The Canadian market has been closed to any EU beef, including deboned beef, since 1996, when Canada introduced import restrictions on the basis of BSE concerns.
However, it has now decided to lift the ban for 19 member states, including the UK.
The European Commission said the move was an important development, which recognised the robust measures put in place to deal with BSE.
“It will provide a welcome boost to Europe’s beef producers and exporters, and it comes at a time when farmers across the EU are going through a particularly difficult period.
EU countries able to import beef to Canada
Austria, Belgium, Cyprus, Czech Republic, Denmark, Finland, France, Germany, Greece, Ireland, Italy, Luxembourg, the Netherlands, Portugal, Slovakia, Slovenia, Spain, Sweden and the UK.
“We call on our few remaining international trading partners who still maintain restrictive measures to fully adopt recognised international standards.”
NFU Scotland’s livestock policy manager John Sleigh said it was a step in the right direction, but the hard work had to begin in attracting buyers.
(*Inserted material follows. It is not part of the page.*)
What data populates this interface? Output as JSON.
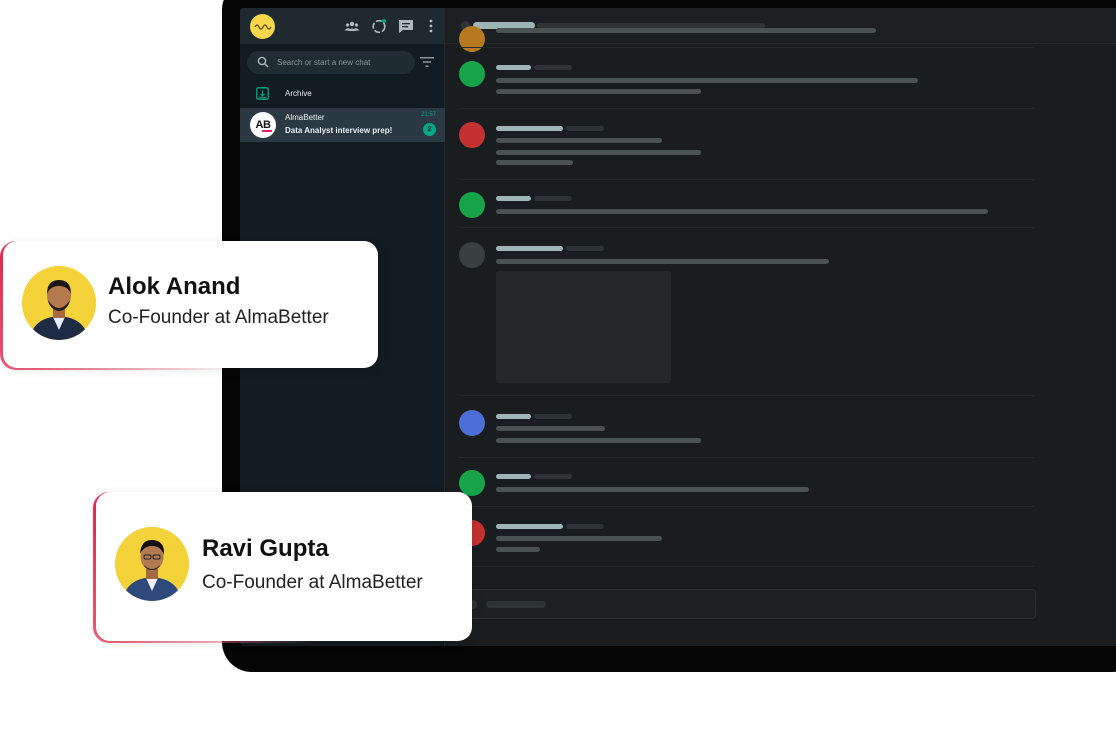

“We need a strong export strategy to ensure we can compete on the shelves in Canada. Nineteen countries have gained access to the Canadian beef market so there are opportunities to collaborate, along with using our strong Scotch Beef brand.”
According to figures from Agriculture and Agri-Food Canada, the country imported about 200,000t of beef in 2014, most of which was supplied by the US.
Canada is itself the world’s eleventh largest producer and seventh largest exporter of beef, suggesting that the opportunities for the UK industry may lie in niche beef products.